The previous implementations do not yet provide any simplifications because all TemplateObject implementations return this as the result of the reduce method. For most of the leaves in our expression trees the behavior is already suitable, now we have to adapt the most important reduce methods from the root of the expression.
First the TemplateMarkup class, which is always the root of the expression in InterpolationFragment instances.
@Override
public TemplateMarkup reduce(ReduceContext context) {
TemplateObject templateObject = content.reduce(context);
if (templateObject.isNull() || templateObject == content) {
return this;
}
if (templateObject.isPrimitive()) {
return new TemplateMarkup(getString(context, templateObject));
}
return new TemplateMarkup(templateObject);
}
The content is reduced in the first line. If the result is NULL or no simplification could be made, the current instance is returned without changes, otherwise it is checked whether it is a primitive model type. In this case, a String is created and a new TemplateMarkup instance is returned. This also means that a ConstantFragment instance is created from the String, which replaces the current InterpolationFragment. In the other case, a new TemplateMarkup instance is created with the simplified expression.
The ModelVariable class provides the variables from the model and also requires its own reduce implementation.
@Override
public TemplateObject reduce(ReduceContext context) {
TemplateObject value = evaluateToObject(context);
if (value == TemplateNull.NULL) {
return this;
}
context.getStatus().expression().incrementAndGet();
return value;
}
If the desired variable is not contained in the model, the implementation returns its own instance; otherwise, it replaces its own instance with the value from the model.
The previous implementations all have something in common, only with them the feature cannot be implemented, because they either return an expression that has been completely reduced because only filled ModelVariable instances or primitive model types were involved or an expression that has not been reduced because other participants have returned this. These other participants are inner nodes of the expression tree such as TemplateOperation, TemplateJunction, TemplateRelation or TemplateNot.
This also means that all expressions can only be reduced if all inner nodes receive an appropriate implementation. As long as this has not been realized, the feature remains experimental.

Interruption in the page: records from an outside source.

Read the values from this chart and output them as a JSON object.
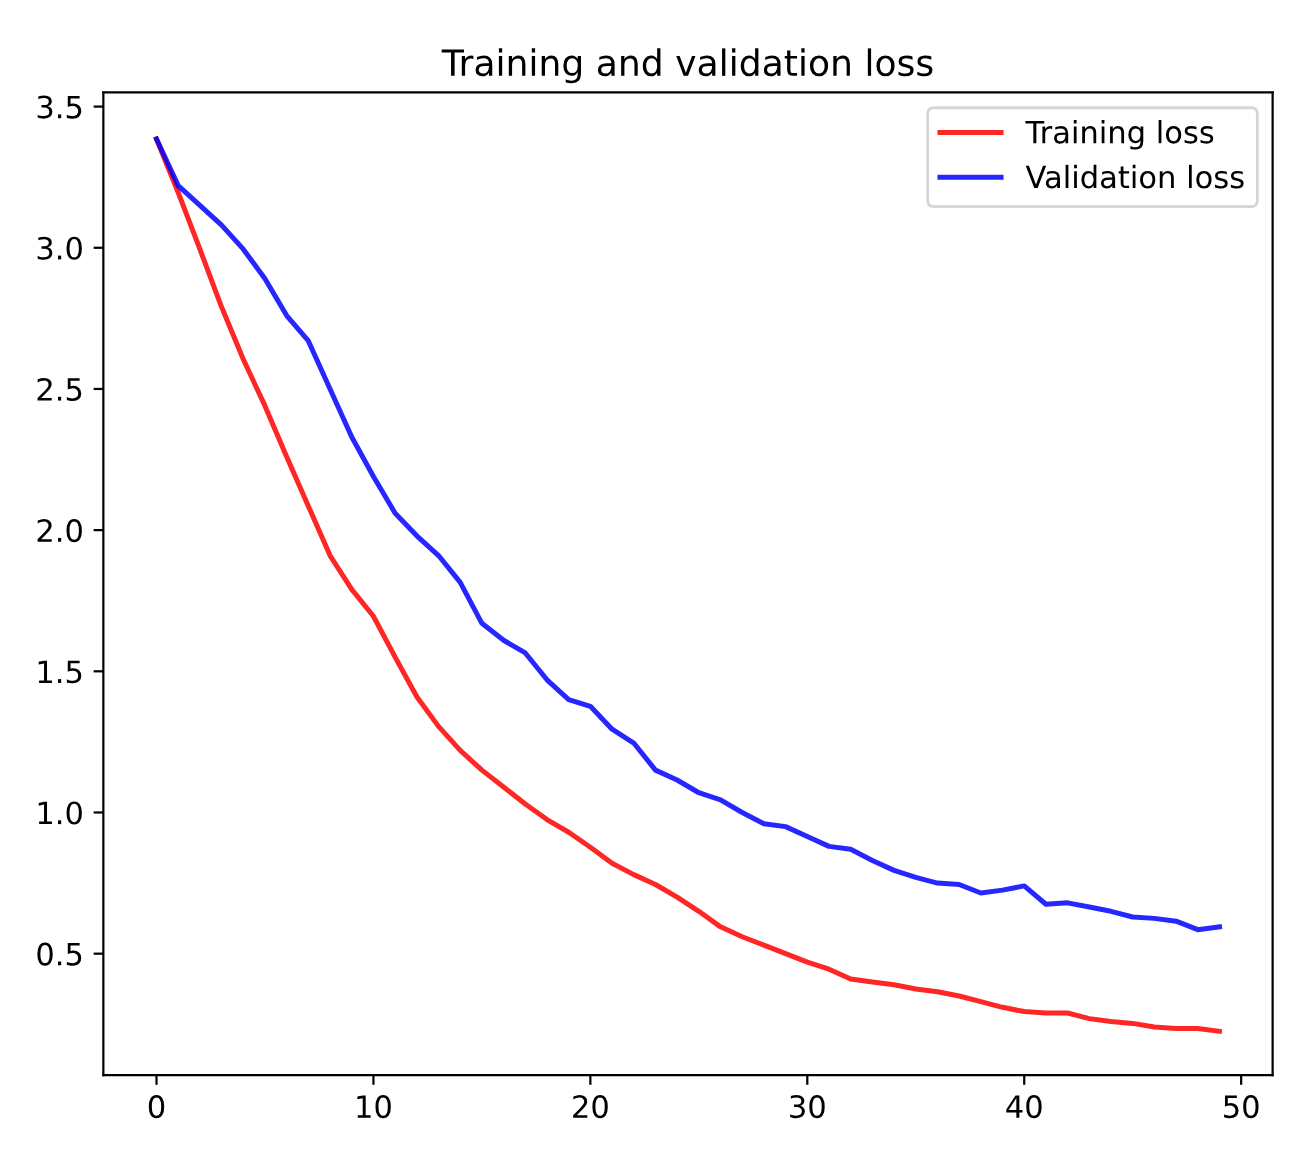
{
  "chart_data": {
    "type": "line",
    "title": "Training and validation loss",
    "x": [
      0,
      1,
      2,
      3,
      4,
      5,
      6,
      7,
      8,
      9,
      10,
      11,
      12,
      13,
      14,
      15,
      16,
      17,
      18,
      19,
      20,
      21,
      22,
      23,
      24,
      25,
      26,
      27,
      28,
      29,
      30,
      31,
      32,
      33,
      34,
      35,
      36,
      37,
      38,
      39,
      40,
      41,
      42,
      43,
      44,
      45,
      46,
      47,
      48,
      49
    ],
    "series": [
      {
        "name": "Training loss",
        "color": "#ff0000",
        "values": [
          3.385,
          3.196,
          2.995,
          2.79,
          2.605,
          2.44,
          2.26,
          2.085,
          1.91,
          1.79,
          1.695,
          1.55,
          1.41,
          1.305,
          1.22,
          1.15,
          1.09,
          1.03,
          0.975,
          0.93,
          0.877,
          0.82,
          0.78,
          0.745,
          0.7,
          0.65,
          0.595,
          0.56,
          0.53,
          0.5,
          0.47,
          0.445,
          0.41,
          0.4,
          0.39,
          0.375,
          0.365,
          0.35,
          0.33,
          0.31,
          0.295,
          0.29,
          0.29,
          0.27,
          0.26,
          0.253,
          0.24,
          0.235,
          0.235,
          0.225
        ]
      },
      {
        "name": "Validation loss",
        "color": "#0000ff",
        "values": [
          3.385,
          3.22,
          3.15,
          3.08,
          2.995,
          2.89,
          2.76,
          2.67,
          2.5,
          2.33,
          2.19,
          2.06,
          1.98,
          1.91,
          1.815,
          1.67,
          1.61,
          1.565,
          1.47,
          1.4,
          1.376,
          1.295,
          1.246,
          1.15,
          1.115,
          1.07,
          1.045,
          1.0,
          0.96,
          0.95,
          0.915,
          0.88,
          0.87,
          0.83,
          0.795,
          0.77,
          0.75,
          0.745,
          0.715,
          0.725,
          0.74,
          0.675,
          0.68,
          0.665,
          0.65,
          0.63,
          0.625,
          0.615,
          0.585,
          0.595
        ]
      }
    ],
    "xlim": [
      -2.45,
      51.45
    ],
    "ylim": [
      0.07,
      3.55
    ],
    "xticks": [
      0,
      10,
      20,
      30,
      40,
      50
    ],
    "yticks": [
      0.5,
      {
        "value": 1,
        "label": "1.0"
      },
      1.5,
      {
        "value": 2,
        "label": "2.0"
      },
      2.5,
      {
        "value": 3,
        "label": "3.0"
      },
      3.5
    ],
    "grid": false,
    "legend": "top right",
    "marker": "none",
    "line_style": "solid"
  }
}
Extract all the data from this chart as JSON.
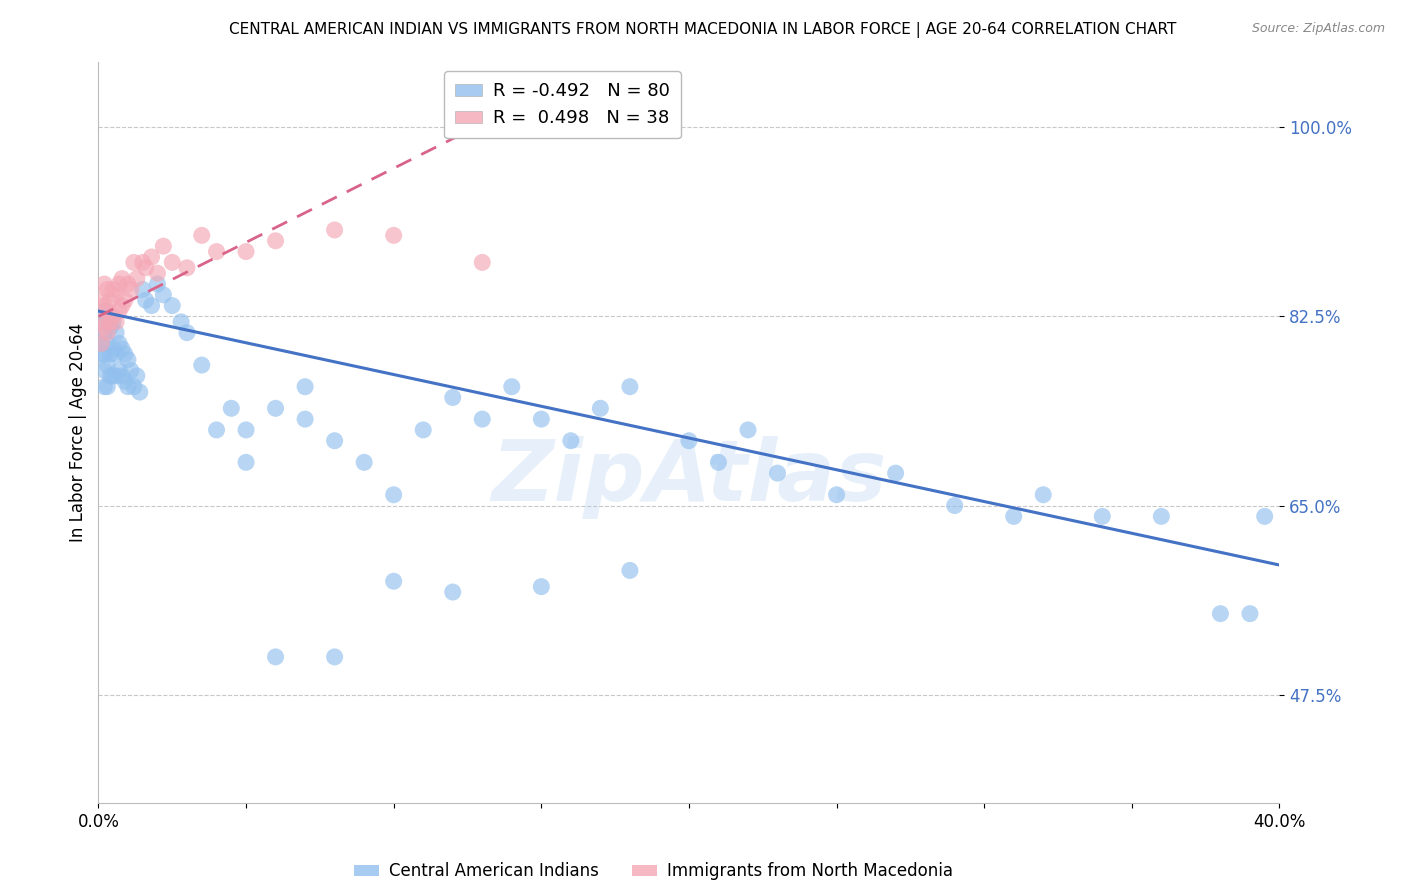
{
  "title": "CENTRAL AMERICAN INDIAN VS IMMIGRANTS FROM NORTH MACEDONIA IN LABOR FORCE | AGE 20-64 CORRELATION CHART",
  "source": "Source: ZipAtlas.com",
  "ylabel": "In Labor Force | Age 20-64",
  "xlim": [
    0.0,
    0.4
  ],
  "ylim": [
    0.375,
    1.06
  ],
  "xticks": [
    0.0,
    0.05,
    0.1,
    0.15,
    0.2,
    0.25,
    0.3,
    0.35,
    0.4
  ],
  "ytick_positions": [
    0.475,
    0.65,
    0.825,
    1.0
  ],
  "ytick_labels": [
    "47.5%",
    "65.0%",
    "82.5%",
    "100.0%"
  ],
  "grid_color": "#c8c8c8",
  "background_color": "#ffffff",
  "blue_color": "#92C0EE",
  "pink_color": "#F4A7B5",
  "blue_line_color": "#4472C4",
  "pink_line_color": "#D9648A",
  "ytick_color": "#4472C4",
  "legend_r_blue": "-0.492",
  "legend_n_blue": "80",
  "legend_r_pink": "0.498",
  "legend_n_pink": "38",
  "watermark": "ZipAtlas",
  "blue_x": [
    0.001,
    0.001,
    0.001,
    0.002,
    0.002,
    0.002,
    0.002,
    0.002,
    0.003,
    0.003,
    0.003,
    0.003,
    0.004,
    0.004,
    0.004,
    0.005,
    0.005,
    0.005,
    0.006,
    0.006,
    0.006,
    0.007,
    0.007,
    0.008,
    0.008,
    0.009,
    0.009,
    0.01,
    0.01,
    0.011,
    0.012,
    0.013,
    0.014,
    0.015,
    0.016,
    0.018,
    0.02,
    0.022,
    0.025,
    0.028,
    0.03,
    0.035,
    0.04,
    0.045,
    0.05,
    0.06,
    0.07,
    0.08,
    0.09,
    0.1,
    0.11,
    0.12,
    0.13,
    0.14,
    0.15,
    0.16,
    0.17,
    0.18,
    0.2,
    0.21,
    0.22,
    0.23,
    0.25,
    0.27,
    0.29,
    0.31,
    0.32,
    0.34,
    0.36,
    0.38,
    0.39,
    0.395,
    0.05,
    0.07,
    0.12,
    0.15,
    0.18,
    0.06,
    0.08,
    0.1
  ],
  "blue_y": [
    0.82,
    0.8,
    0.79,
    0.83,
    0.81,
    0.79,
    0.775,
    0.76,
    0.825,
    0.8,
    0.78,
    0.76,
    0.815,
    0.79,
    0.77,
    0.82,
    0.795,
    0.77,
    0.81,
    0.79,
    0.77,
    0.8,
    0.775,
    0.795,
    0.77,
    0.79,
    0.765,
    0.785,
    0.76,
    0.775,
    0.76,
    0.77,
    0.755,
    0.85,
    0.84,
    0.835,
    0.855,
    0.845,
    0.835,
    0.82,
    0.81,
    0.78,
    0.72,
    0.74,
    0.72,
    0.74,
    0.73,
    0.71,
    0.69,
    0.66,
    0.72,
    0.75,
    0.73,
    0.76,
    0.73,
    0.71,
    0.74,
    0.76,
    0.71,
    0.69,
    0.72,
    0.68,
    0.66,
    0.68,
    0.65,
    0.64,
    0.66,
    0.64,
    0.64,
    0.55,
    0.55,
    0.64,
    0.69,
    0.76,
    0.57,
    0.575,
    0.59,
    0.51,
    0.51,
    0.58
  ],
  "pink_x": [
    0.001,
    0.001,
    0.001,
    0.002,
    0.002,
    0.002,
    0.003,
    0.003,
    0.003,
    0.004,
    0.004,
    0.005,
    0.005,
    0.006,
    0.006,
    0.007,
    0.007,
    0.008,
    0.008,
    0.009,
    0.01,
    0.011,
    0.012,
    0.013,
    0.015,
    0.016,
    0.018,
    0.02,
    0.022,
    0.025,
    0.03,
    0.035,
    0.04,
    0.05,
    0.06,
    0.08,
    0.1,
    0.13
  ],
  "pink_y": [
    0.84,
    0.82,
    0.8,
    0.855,
    0.835,
    0.815,
    0.85,
    0.83,
    0.81,
    0.84,
    0.82,
    0.85,
    0.825,
    0.845,
    0.82,
    0.855,
    0.83,
    0.86,
    0.835,
    0.84,
    0.855,
    0.85,
    0.875,
    0.86,
    0.875,
    0.87,
    0.88,
    0.865,
    0.89,
    0.875,
    0.87,
    0.9,
    0.885,
    0.885,
    0.895,
    0.905,
    0.9,
    0.875
  ],
  "blue_line_x": [
    0.0,
    0.4
  ],
  "blue_line_y": [
    0.83,
    0.595
  ],
  "pink_line_x": [
    0.0,
    0.135
  ],
  "pink_line_y": [
    0.825,
    1.01
  ]
}
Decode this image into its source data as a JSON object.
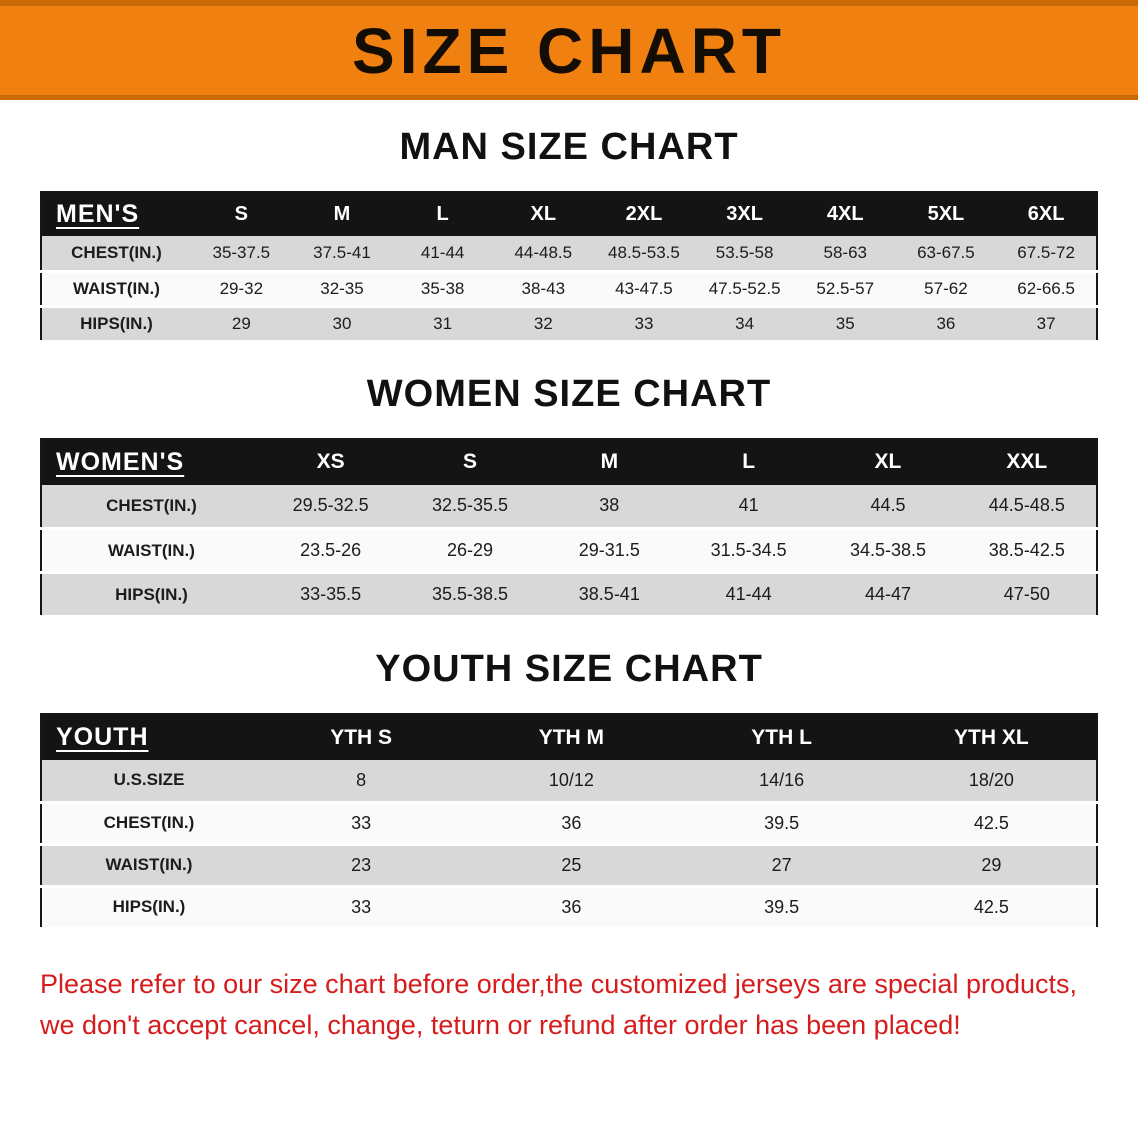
{
  "banner": {
    "title": "SIZE CHART"
  },
  "colors": {
    "banner_bg": "#f0800f",
    "banner_edge": "#c96a06",
    "header_bg": "#141414",
    "stripe": "#d8d8d8",
    "notice_red": "#d61c1c"
  },
  "sections": [
    {
      "id": "men",
      "heading": "MAN SIZE CHART",
      "table": {
        "header": [
          "MEN'S",
          "S",
          "M",
          "L",
          "XL",
          "2XL",
          "3XL",
          "4XL",
          "5XL",
          "6XL"
        ],
        "rows": [
          [
            "CHEST(IN.)",
            "35-37.5",
            "37.5-41",
            "41-44",
            "44-48.5",
            "48.5-53.5",
            "53.5-58",
            "58-63",
            "63-67.5",
            "67.5-72"
          ],
          [
            "WAIST(IN.)",
            "29-32",
            "32-35",
            "35-38",
            "38-43",
            "43-47.5",
            "47.5-52.5",
            "52.5-57",
            "57-62",
            "62-66.5"
          ],
          [
            "HIPS(IN.)",
            "29",
            "30",
            "31",
            "32",
            "33",
            "34",
            "35",
            "36",
            "37"
          ]
        ]
      }
    },
    {
      "id": "women",
      "heading": "WOMEN SIZE CHART",
      "table": {
        "header": [
          "WOMEN'S",
          "XS",
          "S",
          "M",
          "L",
          "XL",
          "XXL"
        ],
        "rows": [
          [
            "CHEST(IN.)",
            "29.5-32.5",
            "32.5-35.5",
            "38",
            "41",
            "44.5",
            "44.5-48.5"
          ],
          [
            "WAIST(IN.)",
            "23.5-26",
            "26-29",
            "29-31.5",
            "31.5-34.5",
            "34.5-38.5",
            "38.5-42.5"
          ],
          [
            "HIPS(IN.)",
            "33-35.5",
            "35.5-38.5",
            "38.5-41",
            "41-44",
            "44-47",
            "47-50"
          ]
        ]
      }
    },
    {
      "id": "youth",
      "heading": "YOUTH SIZE CHART",
      "table": {
        "header": [
          "YOUTH",
          "YTH S",
          "YTH M",
          "YTH L",
          "YTH XL"
        ],
        "rows": [
          [
            "U.S.SIZE",
            "8",
            "10/12",
            "14/16",
            "18/20"
          ],
          [
            "CHEST(IN.)",
            "33",
            "36",
            "39.5",
            "42.5"
          ],
          [
            "WAIST(IN.)",
            "23",
            "25",
            "27",
            "29"
          ],
          [
            "HIPS(IN.)",
            "33",
            "36",
            "39.5",
            "42.5"
          ]
        ]
      }
    }
  ],
  "notice": {
    "line1": "Please refer to our size chart before order,the customized jerseys are special products,",
    "line2": "we don't accept cancel, change, teturn or refund after order has been placed!"
  }
}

Fortunately, some inner nodes have already been adapted. Here is the implementation for TemplateRelational.
@Override
public TemplateObject reduce(ReduceContext context) {
TemplateObject leftObject = left.reduce(context);
TemplateObject rightObject = right.reduce(context);
if (leftObject instanceof TemplatePrimitive<?> leftPrimitive && rightObject instanceof TemplatePrimitive<?> rightPrimitive) {
TemplatePrimitive<?> result = leftPrimitive.relational(type, rightPrimitive, context);
context.getStatus().expression().addAndGet(2);
return result;
}
return new TemplateRelational(type, leftObject, rightObject);
}
TemplateRelational implements the relational operators <, ≤, ≥, > and <=>. To reduce such an expression, the two operands are reduced first. If both operands are primitive model types, the result of the relation is calculated and returned as a replacement. In the other case, there is a new TemplateRelational instance with the reduced operands.
This feature will be part of the next Freshmarker version 2.2.0 and will gradually be extended to all directives.